The Kidnapping of the President (Channel 5 Friday at 8 p.m.), a not-bad 1980 theatrical production that was sold directly to TV, stars Hal Holbrook as a U.S. President who fails to heed the warning of Secret Service deputy director William Shatner that a group of South American terrorists may be planning to disrupt his visit to Canada. With Van Johnson and Ava Gardner.

Elia Kazan’s unforgettable 1955 film of John Steinbeck’s East of Eden (Channel 13 Friday at 8 p.m.) stars James Dean as the tormented Salinas Valley youth with a stern father (Raymond Massey) and a mother (Jo Van Fleet) who turns out to be the local hard-bitten madam.

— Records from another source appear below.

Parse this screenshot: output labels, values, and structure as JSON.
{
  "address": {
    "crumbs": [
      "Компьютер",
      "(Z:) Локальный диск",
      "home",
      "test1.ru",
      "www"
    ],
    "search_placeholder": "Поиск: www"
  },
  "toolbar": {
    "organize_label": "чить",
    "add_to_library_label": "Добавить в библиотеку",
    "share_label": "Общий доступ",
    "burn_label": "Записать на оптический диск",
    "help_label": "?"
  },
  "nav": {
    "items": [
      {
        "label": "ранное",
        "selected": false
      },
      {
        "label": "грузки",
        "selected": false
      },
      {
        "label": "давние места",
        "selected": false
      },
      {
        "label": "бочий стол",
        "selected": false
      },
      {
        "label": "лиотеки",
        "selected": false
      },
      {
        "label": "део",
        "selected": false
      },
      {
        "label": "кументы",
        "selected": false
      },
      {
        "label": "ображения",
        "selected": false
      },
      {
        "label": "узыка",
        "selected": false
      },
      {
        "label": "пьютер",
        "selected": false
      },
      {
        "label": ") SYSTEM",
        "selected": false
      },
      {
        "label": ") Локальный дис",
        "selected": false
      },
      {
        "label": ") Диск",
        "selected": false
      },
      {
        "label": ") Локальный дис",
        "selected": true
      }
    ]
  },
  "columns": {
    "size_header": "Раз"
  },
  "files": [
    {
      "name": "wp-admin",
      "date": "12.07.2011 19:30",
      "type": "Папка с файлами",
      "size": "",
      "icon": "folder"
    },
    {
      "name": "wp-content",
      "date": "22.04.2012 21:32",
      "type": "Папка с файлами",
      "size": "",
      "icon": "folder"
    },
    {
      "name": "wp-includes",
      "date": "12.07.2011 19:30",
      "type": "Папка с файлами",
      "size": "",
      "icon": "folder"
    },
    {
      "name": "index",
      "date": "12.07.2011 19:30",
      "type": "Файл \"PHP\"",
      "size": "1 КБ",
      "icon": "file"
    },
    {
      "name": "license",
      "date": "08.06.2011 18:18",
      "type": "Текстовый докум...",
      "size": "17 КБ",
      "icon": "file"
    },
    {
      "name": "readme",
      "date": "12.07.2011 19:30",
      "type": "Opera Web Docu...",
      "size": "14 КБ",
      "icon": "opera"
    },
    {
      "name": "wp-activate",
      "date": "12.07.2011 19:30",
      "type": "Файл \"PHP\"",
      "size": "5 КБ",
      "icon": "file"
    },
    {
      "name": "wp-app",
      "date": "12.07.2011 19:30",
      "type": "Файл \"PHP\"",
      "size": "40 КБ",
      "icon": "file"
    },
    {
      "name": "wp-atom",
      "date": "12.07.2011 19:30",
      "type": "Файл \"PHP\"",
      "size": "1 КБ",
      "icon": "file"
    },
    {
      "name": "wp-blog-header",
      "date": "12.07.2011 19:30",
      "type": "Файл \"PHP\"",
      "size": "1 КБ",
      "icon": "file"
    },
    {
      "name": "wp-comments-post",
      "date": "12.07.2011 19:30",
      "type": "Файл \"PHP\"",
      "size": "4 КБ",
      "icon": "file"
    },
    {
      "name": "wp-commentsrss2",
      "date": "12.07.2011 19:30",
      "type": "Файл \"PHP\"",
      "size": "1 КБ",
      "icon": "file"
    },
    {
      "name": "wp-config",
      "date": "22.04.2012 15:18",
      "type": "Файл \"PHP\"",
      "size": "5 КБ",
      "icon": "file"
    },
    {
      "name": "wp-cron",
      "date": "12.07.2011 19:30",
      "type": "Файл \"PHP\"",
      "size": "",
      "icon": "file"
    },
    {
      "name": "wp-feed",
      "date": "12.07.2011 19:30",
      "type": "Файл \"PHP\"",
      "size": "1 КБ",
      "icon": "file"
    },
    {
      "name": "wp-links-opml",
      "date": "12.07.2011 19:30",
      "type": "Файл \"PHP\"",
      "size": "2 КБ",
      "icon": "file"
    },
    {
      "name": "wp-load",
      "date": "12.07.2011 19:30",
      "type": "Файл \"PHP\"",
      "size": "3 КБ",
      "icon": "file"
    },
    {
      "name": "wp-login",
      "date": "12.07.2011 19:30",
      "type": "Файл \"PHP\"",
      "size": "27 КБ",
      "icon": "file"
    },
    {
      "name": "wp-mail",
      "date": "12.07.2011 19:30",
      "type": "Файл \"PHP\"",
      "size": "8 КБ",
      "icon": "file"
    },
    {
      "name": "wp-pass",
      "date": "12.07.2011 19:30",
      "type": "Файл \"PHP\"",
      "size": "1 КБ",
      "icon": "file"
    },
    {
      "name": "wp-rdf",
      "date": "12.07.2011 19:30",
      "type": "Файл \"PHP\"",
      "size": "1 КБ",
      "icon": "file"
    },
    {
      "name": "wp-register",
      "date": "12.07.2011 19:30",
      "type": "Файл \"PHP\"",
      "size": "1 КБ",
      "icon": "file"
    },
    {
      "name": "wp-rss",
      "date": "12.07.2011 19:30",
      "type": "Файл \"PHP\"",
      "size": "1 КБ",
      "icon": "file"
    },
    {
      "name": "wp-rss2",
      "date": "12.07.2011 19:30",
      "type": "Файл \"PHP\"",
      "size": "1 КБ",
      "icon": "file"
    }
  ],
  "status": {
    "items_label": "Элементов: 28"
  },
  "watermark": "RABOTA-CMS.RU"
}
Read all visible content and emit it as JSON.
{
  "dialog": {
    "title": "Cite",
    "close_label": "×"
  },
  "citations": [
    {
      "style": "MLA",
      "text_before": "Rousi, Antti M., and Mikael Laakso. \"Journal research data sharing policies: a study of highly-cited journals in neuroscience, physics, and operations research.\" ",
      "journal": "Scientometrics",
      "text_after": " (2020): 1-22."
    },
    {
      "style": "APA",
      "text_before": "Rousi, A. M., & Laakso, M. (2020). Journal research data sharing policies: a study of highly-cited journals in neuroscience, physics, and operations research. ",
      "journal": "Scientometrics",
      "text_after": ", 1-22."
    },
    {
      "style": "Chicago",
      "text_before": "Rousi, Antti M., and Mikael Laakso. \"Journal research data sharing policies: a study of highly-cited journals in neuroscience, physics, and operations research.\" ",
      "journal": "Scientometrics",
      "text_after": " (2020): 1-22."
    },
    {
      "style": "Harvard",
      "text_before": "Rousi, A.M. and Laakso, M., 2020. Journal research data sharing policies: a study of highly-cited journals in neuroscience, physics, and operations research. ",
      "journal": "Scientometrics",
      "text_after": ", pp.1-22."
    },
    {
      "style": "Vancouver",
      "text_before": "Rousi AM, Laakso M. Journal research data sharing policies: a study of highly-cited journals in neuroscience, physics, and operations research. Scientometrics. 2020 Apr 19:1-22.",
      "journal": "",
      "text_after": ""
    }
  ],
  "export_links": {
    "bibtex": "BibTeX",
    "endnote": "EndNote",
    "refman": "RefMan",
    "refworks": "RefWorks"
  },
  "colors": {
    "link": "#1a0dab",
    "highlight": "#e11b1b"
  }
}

A Special Day (Channel 28 Saturday at 10:40 p.m.), Ettore Scola’s stunning 1977 film of strong contemporary implications, teams Sophia Loren as weary, oppressed Roman housewife and mother of six and Marcello Mastroianni as a homosexual threatened with imminent deporation to a concentration camp who meet during Hitler’s triumphant procession through Rome on May 6, 1938.